Saturday 25 September 2010

Hair today, gone....

I confess back in the day, I wore boots that matched a golf course in holes. DM were real boots for real teenagers.

I had more flares than a RAF North Sea Rescue Team. And thanks to no surviving photographs, it is all deniable, therefore any suggestion that I allegedly had and wore "Oxford Bags" will result in a court case.

But at least my hair was cool.


I am not against pre-pubescent pop stars per se, except that fey hairstyles that encourage a whole generation to want to liberally use industrial strength hair products is not a good thing. It is bad, meaning bad in old school slang.
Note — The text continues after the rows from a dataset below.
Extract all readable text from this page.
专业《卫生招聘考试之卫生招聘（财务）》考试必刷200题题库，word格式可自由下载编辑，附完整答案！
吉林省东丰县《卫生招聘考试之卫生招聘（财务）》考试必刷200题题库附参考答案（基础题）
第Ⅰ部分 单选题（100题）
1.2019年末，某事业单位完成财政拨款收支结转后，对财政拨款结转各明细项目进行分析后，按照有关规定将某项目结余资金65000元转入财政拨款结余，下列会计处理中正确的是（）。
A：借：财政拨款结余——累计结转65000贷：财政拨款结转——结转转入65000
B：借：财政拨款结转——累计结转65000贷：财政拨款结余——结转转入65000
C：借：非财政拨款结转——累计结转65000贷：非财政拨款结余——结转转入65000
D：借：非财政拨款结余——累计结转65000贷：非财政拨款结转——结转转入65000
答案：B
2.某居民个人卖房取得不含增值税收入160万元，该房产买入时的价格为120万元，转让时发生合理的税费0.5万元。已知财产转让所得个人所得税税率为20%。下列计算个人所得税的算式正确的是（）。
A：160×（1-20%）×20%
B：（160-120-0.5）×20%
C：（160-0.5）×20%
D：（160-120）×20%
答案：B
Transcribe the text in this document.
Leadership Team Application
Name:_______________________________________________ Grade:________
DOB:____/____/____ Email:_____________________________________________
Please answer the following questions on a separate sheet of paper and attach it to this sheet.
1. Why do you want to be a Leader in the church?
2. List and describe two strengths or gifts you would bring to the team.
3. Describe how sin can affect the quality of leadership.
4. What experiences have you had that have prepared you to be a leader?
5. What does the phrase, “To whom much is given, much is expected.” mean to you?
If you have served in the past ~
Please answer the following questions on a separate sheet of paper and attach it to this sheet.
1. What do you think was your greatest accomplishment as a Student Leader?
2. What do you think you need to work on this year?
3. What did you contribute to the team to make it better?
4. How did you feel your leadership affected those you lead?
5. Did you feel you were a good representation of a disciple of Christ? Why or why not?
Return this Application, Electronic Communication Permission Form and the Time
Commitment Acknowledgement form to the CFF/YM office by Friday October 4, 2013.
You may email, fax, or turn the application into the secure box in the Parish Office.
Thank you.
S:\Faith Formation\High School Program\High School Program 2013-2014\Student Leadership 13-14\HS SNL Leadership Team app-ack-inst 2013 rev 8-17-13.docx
To put it bluntly, if Justion Beiber suffered premature male pattern baldness there would be a sense of justice in the world.

Instead I face watching a generation of twitching heads, in fear to walk down a road without careering into a fence, dog, old lady, dog litter or car. There are fourteen year olds who could be reasonably be diagnosed with Parkinsons and be prescribed drugs, without a Doctor being written off the medical council. Necks are risking repetitive strain injury, as necks turrn 180 degrees in nanoseconds, like an old school pinball machine flipper. Necking may need to be modified to accommodate a neck brace.

I have a theory for this strange case of "Fashion forsake me not", the teenager is defective in the DNA count, there is a regressive evolution gene that has gone rogue, the teenager is reverting to an unknown missing link to a bat, reliant on acoustics.

To explain it comes to something when teenage football is characterised by ball-heading techniques that involves a sequence of crossing the ball - a teenager readies for a forehead thumping ball goalwards - jump -swish hair fulsomely with a neck twitch of some magnitude- a teenager fails to see a ball - a ear fails to see a ball because a ear lacks an eyeball - ear butts ball - mild concussion- g...g...oal is scored in a semi-concussed sleep and the team earns a no -score draw. All for the sake of fashion.

My advice to my son involves the words: scissors-medical insurance- savings.

I am not jealous, except I wish I had hair.